Coronavirus Mediglia, strage di anziani. Più di 60 morti nella casa di riposo (Foto Ansa)

MILANO – In un mese i 150 ospiti della casa di riposo Residenza Borromea di Mediglia, in provincia di Milano, sono diventati quasi la metà: in 63 sono morti. Il numero, che continua a crescere, è il più alto registrato in una casa di riposo durante questa emergenza coronavirus. Numero al quale andrebbe poi sommato quello delle persone che sono state contagiate e sono morte proprio dopo essere andate a far visita al parente anziano ricoverato. 

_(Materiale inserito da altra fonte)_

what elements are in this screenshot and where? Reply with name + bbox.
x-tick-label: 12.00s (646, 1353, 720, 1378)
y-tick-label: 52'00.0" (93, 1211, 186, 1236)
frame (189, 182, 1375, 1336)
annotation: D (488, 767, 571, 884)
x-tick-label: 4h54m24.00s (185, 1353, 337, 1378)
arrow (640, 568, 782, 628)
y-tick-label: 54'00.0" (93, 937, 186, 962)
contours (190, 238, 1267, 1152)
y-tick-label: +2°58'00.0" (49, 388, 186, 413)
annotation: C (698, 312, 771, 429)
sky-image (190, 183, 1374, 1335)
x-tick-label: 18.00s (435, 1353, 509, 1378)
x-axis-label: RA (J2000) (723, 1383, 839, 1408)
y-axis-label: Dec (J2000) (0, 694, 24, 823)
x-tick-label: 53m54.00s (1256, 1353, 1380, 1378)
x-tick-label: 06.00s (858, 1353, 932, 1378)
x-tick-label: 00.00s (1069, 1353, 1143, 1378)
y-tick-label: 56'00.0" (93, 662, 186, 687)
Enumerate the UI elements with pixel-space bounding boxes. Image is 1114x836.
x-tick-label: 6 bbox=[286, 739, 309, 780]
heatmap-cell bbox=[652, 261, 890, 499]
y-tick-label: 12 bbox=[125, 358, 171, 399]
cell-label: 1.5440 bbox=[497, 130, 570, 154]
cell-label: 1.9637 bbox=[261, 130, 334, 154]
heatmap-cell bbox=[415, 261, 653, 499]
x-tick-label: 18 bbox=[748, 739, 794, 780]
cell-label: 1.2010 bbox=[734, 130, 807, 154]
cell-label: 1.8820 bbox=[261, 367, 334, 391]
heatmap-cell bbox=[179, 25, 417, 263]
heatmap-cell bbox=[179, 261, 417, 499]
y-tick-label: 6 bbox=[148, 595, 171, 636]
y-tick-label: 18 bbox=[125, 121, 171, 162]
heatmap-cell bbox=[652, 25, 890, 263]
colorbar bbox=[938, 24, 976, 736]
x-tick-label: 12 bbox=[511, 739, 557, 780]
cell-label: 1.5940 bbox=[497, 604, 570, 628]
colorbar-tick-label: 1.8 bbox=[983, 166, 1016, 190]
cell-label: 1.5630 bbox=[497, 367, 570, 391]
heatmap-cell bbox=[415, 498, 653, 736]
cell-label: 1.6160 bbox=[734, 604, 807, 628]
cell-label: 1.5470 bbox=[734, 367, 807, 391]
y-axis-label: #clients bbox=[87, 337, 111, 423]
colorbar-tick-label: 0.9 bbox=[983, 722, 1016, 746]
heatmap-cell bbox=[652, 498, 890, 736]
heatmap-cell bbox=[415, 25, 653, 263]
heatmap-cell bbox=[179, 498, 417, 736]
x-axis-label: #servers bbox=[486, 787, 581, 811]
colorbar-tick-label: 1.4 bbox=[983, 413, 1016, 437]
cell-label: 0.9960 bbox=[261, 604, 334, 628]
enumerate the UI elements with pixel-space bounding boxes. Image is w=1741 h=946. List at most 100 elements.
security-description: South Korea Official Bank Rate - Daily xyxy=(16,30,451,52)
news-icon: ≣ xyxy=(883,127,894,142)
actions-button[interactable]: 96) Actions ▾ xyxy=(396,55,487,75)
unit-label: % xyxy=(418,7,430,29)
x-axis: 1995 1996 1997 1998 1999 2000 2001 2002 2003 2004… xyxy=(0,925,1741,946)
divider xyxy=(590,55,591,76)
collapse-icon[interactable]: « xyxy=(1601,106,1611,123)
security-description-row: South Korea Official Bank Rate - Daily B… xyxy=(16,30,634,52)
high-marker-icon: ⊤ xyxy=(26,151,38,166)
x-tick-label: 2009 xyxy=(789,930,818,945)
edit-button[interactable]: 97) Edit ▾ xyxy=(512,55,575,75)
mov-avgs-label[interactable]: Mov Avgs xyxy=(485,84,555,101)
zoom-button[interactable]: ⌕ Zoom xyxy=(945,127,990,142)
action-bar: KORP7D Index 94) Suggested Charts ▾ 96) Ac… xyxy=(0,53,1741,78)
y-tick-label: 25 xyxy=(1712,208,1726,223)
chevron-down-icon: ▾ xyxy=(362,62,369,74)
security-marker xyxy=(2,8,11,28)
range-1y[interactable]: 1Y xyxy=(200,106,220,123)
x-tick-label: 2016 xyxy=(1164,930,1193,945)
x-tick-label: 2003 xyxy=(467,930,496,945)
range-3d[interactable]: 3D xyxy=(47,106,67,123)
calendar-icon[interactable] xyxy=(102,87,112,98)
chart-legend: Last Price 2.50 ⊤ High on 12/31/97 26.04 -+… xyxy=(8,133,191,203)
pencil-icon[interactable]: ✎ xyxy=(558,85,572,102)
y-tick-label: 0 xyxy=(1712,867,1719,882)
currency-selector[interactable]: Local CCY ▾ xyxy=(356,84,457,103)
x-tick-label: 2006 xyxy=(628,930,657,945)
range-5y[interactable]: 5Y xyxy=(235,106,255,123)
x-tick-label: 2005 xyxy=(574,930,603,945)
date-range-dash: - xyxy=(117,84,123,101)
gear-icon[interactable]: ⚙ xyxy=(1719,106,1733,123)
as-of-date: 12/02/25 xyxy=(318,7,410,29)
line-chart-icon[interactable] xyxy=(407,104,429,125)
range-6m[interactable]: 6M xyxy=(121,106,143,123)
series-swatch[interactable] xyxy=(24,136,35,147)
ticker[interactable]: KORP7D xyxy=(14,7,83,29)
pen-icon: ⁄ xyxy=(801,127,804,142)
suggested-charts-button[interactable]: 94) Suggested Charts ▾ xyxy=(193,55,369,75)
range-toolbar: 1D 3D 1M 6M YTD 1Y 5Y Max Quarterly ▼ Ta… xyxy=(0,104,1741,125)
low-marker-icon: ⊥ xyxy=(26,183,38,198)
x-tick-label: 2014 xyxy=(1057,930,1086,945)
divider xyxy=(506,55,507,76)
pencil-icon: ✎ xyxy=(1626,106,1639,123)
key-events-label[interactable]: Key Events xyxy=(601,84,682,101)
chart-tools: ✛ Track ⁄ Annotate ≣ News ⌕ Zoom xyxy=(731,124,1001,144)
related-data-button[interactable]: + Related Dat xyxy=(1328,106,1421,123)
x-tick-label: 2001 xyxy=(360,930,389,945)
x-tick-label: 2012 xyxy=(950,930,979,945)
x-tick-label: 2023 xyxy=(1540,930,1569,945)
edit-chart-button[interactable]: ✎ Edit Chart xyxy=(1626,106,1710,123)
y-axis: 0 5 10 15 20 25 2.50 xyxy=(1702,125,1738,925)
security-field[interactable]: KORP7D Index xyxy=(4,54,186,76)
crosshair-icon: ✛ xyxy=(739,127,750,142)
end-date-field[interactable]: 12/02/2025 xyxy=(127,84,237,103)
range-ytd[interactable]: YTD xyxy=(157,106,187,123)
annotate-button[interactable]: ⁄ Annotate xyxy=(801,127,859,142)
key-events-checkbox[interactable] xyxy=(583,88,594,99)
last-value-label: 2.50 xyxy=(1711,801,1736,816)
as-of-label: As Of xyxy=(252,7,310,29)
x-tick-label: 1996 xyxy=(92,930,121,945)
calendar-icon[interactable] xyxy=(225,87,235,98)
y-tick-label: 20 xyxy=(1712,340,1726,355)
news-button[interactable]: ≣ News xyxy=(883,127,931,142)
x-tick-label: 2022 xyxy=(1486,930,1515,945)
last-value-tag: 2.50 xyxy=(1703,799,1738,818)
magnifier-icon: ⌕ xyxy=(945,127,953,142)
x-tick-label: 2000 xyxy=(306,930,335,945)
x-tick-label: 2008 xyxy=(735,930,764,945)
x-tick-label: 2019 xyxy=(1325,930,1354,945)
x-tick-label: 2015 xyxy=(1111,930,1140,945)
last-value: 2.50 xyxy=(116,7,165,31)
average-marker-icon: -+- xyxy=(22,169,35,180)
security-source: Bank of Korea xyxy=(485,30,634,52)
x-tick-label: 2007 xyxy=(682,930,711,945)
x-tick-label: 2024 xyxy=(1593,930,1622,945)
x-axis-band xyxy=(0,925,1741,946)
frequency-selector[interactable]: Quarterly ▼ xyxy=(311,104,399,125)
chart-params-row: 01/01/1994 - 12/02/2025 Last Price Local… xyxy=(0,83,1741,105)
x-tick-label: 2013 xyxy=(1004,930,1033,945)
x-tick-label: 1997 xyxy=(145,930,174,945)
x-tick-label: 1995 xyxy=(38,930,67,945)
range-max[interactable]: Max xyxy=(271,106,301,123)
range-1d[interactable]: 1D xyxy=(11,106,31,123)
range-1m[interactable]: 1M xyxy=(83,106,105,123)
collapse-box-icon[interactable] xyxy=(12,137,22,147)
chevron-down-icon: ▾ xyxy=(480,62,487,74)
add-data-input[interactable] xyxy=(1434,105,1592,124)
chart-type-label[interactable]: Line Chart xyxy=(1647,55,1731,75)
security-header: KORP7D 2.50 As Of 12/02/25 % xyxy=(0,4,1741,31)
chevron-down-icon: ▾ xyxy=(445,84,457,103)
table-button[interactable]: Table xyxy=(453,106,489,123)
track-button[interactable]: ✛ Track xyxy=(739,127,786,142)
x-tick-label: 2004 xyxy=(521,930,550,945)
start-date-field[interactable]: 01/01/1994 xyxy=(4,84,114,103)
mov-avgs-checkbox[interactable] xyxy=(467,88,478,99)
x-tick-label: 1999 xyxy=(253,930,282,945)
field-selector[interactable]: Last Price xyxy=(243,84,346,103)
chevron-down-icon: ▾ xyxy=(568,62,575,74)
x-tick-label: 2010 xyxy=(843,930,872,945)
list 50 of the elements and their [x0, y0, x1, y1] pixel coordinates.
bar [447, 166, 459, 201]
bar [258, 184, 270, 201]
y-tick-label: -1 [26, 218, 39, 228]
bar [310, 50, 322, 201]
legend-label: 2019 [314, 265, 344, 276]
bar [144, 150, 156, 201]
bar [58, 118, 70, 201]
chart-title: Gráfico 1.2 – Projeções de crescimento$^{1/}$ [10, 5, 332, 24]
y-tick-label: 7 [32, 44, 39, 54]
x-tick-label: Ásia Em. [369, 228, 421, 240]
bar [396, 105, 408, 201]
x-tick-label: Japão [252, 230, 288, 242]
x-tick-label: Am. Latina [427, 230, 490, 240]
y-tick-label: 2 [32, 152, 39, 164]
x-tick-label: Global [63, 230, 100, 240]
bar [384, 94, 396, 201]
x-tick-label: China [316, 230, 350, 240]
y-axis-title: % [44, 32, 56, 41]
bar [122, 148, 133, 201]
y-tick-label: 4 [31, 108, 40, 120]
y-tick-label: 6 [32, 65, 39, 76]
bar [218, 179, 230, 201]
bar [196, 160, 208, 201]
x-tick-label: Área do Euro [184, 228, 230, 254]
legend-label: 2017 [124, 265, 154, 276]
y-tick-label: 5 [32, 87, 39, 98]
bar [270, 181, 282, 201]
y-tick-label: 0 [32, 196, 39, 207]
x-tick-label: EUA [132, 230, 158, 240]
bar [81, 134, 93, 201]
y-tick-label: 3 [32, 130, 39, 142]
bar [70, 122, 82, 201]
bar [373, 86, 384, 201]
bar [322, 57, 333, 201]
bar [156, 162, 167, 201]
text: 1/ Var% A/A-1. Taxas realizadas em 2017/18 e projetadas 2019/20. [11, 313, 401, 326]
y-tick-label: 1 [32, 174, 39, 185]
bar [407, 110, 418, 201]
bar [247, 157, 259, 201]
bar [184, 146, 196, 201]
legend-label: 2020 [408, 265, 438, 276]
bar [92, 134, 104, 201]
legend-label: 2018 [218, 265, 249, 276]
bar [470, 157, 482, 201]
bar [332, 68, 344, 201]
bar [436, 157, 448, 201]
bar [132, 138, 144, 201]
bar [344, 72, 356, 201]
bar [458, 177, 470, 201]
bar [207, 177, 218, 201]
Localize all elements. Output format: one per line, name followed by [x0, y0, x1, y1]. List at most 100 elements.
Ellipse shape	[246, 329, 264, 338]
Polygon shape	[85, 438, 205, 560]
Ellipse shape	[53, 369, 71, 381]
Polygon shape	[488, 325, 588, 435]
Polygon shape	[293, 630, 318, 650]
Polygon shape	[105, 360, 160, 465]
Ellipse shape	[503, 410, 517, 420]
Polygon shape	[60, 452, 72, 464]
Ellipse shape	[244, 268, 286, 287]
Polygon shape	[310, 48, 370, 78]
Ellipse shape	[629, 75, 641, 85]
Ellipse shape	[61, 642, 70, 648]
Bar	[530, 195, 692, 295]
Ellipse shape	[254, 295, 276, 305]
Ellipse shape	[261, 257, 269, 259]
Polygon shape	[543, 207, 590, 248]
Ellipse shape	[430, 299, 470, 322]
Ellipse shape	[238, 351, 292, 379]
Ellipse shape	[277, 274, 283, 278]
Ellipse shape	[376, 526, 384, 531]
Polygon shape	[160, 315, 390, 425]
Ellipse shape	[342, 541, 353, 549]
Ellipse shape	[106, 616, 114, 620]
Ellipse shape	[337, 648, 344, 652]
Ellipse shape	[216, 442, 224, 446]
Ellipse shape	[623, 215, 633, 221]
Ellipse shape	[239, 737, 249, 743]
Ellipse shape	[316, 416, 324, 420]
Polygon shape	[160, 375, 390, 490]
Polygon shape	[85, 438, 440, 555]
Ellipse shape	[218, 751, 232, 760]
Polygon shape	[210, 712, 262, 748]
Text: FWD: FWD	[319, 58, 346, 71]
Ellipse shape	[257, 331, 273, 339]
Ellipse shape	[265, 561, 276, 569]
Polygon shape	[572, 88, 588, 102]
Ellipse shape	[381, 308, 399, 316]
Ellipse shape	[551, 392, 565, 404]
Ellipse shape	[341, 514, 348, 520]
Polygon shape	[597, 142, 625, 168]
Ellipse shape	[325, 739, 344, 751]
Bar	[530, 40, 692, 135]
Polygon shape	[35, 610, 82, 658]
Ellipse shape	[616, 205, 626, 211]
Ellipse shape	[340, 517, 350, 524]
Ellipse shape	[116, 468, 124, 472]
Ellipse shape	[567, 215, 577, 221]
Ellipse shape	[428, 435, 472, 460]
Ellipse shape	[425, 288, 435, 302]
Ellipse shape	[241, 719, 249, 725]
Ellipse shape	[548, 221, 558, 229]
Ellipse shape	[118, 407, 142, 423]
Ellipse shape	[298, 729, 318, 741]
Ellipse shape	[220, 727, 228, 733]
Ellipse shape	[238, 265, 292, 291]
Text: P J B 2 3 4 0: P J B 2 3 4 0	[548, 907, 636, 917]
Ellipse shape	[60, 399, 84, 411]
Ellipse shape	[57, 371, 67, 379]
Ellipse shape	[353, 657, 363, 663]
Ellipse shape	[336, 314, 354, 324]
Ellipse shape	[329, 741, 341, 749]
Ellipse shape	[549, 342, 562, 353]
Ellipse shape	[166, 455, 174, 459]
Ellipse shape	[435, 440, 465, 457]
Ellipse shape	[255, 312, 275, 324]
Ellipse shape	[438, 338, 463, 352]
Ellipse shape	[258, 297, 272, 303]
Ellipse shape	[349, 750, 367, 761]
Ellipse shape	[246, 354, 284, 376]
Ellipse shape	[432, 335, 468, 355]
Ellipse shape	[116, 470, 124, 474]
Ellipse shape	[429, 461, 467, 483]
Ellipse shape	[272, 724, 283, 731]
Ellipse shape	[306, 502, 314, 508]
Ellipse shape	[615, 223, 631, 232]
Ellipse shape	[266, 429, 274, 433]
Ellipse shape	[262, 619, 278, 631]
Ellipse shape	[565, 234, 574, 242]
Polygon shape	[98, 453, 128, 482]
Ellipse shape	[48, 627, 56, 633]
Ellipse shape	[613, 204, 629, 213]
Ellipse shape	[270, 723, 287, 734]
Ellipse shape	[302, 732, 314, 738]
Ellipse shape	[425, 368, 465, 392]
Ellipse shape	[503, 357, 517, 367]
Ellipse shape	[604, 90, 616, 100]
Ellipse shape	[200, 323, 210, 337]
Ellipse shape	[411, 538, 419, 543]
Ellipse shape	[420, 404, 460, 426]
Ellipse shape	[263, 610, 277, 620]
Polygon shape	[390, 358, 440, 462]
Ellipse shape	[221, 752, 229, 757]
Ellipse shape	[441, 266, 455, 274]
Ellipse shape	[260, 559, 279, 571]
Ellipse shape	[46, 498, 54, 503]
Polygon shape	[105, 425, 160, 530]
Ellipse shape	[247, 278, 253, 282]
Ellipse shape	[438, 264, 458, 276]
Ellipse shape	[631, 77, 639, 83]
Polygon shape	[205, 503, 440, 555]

I numeri dei decessi nelle Rsa di Mediglia (Milano) “sono troppo alti per non avere una spiegazione, ci deve essere e la chiederemo”, ha detto Paolo Bianchi, sindaco di Mediglia, precisando che si tratta “di una struttura privata con una direzione sanitaria interna” che era in contatto, da inizio emergenza con “l’Ats di Regione Lombardia”.

Il sindaco ne ha parlato a Italia 7 Gold, ricordando che “dal 23 febbraio, ricevendo il Dcpm, abbiamo chiesto di impedire le visite, poi però dopo una settimana pare siano continuate. Questo non ce lo sappiamo spiegare”, ha aggiunto il sindaco. “Ho chiesto 3 giorni fa un intervento di sanificazione, come è avvenuto anche alcune strutture e case di riposo della bergamasca con il nucleo speciale dell’esercito e sto aspettando risposte, ma questa situazione si trascina da un mese e non è assolutamente più tollerabile”, ha concluso il sindaco. (Fonte Ansa).